According to a study being released on Wednesday by Stanford Law School and Cornerstone Research, courts in 2011 approved 65 such settlements totaling a mere $1.36 billion, down from 86 settlements totaling $3.21 billion a year earlier.
The dollar amount is less than half the $2.78 billion recovered in 2003, which had been the lowest since the adoption the prior year of the Sarbanes-Oxley corporate governance law.
Sarbanes-Oxley, you may recall, was enacted after the Enron disaster despite the U.S. Chamber of Commerce's furious lobbying against it, saying “an accounting error should never be seen as a crime,” and “[b]usiness should stop apologizing for being the one institution in America that really works.” Uh huh. Actually, the law that eventually passed was considered by many to be pretty watered-down and certainly, it did nothing to prevent the financial collapse a few years later. But back to those securities fraud cases.
It does seem very unlikely that defrauded investors would simply have stopped being enraged, but that’s not really what has happened.

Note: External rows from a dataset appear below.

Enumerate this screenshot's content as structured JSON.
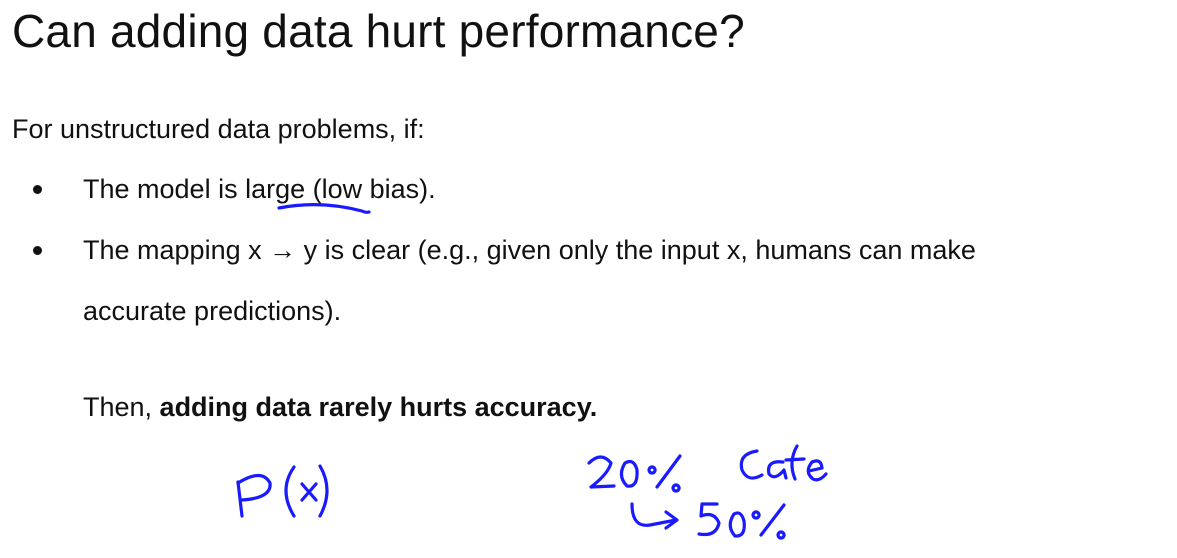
{
  "slide": {
    "title": "Can adding data hurt performance?",
    "intro": "For unstructured data problems, if:",
    "bullets": [
      "The model is large (low bias).",
      "The mapping x → y is clear (e.g., given only the input x, humans can make",
      "accurate predictions)."
    ],
    "conclusion": {
      "prefix": "Then, ",
      "bold": "adding data rarely hurts accuracy."
    }
  },
  "annotations": {
    "ink_color": "#1a1aff",
    "handwritten": [
      "P(x)",
      "20% Cafe",
      "↳ 50%"
    ]
  }
}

In fact, one of the Cornerstone authors told the New York Times that the 2011 stats were “an anomaly,” and “we already see some signs that in 2012, this trend will be reversing.” Specifically,
[L]arge settlements involving American International Group Inc. and other companies, as well as increased SEC enforcement activity, may make 2012 a more rewarding year for investors. Settlement totals for 2012 will include AIG's $725 million settlement to resolve claims accusing the insurer of accounting fraud and stock price manipulation.
Other accords topping $100 million that may also be included are with Lehman Brothers Holdings Inc.; wireless equipment company Motorola Solutions Inc.; National City Corp, a bank now owned by PNC Financial Services Group Inc.; and private education company Apollo Group Inc.
But while 2011 may have been a year of “weaker” cases, it also true that today it has become more difficult to bring cases due in part to “tougher standards of proof imposed upon by the U.S. Supreme Court and market instability that has made it more difficult for shareholders filing suit to say they weren’t aware of the inherent risk of investing.”
Something to keep our eye on, for sure.